One of the biggest problems with licensing is regulatory capture. According to Vanderbilt University Law School Professor Rebecca Haw Allensworth 85 percent of the nation’s 1,790 state licensing boards are required by state statute to be comprised of a majority of currently-licensed professionals, active in the very profession their boards regulate. This means that those who write regulations and enforce licensing laws are the very same special interests that benefit from less competition.

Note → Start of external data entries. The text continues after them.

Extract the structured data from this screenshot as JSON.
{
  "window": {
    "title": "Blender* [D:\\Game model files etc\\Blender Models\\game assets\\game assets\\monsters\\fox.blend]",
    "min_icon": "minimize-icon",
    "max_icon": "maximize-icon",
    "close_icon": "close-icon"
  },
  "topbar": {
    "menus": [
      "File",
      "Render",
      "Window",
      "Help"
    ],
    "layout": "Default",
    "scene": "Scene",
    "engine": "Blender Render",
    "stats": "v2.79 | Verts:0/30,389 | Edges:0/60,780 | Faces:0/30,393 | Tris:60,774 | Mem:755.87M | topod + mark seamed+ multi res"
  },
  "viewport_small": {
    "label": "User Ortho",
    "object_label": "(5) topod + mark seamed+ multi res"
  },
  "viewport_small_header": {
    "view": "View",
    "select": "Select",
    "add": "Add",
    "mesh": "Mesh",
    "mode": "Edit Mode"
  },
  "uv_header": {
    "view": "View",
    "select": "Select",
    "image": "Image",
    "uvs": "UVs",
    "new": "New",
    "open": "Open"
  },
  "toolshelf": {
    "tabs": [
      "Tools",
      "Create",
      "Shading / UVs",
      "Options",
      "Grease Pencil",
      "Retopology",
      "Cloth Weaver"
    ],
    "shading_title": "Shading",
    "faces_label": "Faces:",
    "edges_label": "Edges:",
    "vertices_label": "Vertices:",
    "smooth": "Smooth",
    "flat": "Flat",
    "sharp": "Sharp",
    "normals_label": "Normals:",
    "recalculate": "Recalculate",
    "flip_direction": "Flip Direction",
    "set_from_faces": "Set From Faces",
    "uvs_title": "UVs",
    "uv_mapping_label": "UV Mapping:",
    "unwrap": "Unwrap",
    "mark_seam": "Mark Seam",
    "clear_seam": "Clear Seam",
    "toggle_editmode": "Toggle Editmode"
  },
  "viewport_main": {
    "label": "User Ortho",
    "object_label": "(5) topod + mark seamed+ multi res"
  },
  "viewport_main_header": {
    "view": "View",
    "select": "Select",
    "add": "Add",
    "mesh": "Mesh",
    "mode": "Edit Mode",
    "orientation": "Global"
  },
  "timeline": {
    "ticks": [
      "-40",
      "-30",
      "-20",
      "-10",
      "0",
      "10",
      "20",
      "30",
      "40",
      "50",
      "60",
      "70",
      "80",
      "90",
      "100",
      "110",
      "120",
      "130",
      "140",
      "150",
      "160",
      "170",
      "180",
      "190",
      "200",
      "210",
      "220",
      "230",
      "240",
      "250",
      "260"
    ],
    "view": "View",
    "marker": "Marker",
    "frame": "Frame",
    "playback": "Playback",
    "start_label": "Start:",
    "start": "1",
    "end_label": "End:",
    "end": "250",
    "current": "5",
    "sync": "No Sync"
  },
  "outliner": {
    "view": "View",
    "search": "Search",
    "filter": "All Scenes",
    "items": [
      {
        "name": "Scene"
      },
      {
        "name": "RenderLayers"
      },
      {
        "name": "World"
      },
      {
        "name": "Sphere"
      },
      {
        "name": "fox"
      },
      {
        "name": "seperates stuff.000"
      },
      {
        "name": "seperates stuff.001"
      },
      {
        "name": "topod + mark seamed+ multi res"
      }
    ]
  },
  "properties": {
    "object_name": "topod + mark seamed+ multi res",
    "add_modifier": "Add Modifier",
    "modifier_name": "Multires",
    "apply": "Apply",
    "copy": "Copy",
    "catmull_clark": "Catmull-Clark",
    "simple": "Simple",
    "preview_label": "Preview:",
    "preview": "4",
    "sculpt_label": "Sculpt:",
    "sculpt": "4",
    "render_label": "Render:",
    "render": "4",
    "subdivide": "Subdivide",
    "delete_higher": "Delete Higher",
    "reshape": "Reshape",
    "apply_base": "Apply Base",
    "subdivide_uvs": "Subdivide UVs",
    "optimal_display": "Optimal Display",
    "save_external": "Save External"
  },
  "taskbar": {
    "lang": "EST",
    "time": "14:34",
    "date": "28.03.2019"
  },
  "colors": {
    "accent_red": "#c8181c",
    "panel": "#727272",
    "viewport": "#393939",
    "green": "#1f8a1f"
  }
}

Who will watch the watchmen?
The Institute for Justice’s model Occupational Regulation Defense Act provides two solutions to the problem of regulatory capture. First, the Act provides an affirmative defense to workers who face fines and other enforcement penalties in both administrative and judicial hearings. If a worker shows that a regulation “substantially burdens” his or her pursuit of a lawful occupation, the board must then prove that its regulation is the “least restrictive regulation” and truly protects against a “present and recognizable harm to public health or safety.”
Secondly, the Act provides canons of interpretation for how board members and judges should interpret ambiguous, vague or only partially relevant statutes and administrative rules. Otherwise, when a regulation is unambiguous, these canons play no role. Technological innovations and niche service providers raise questions about how and when a board should enforce regulations that were often written decades beforehand.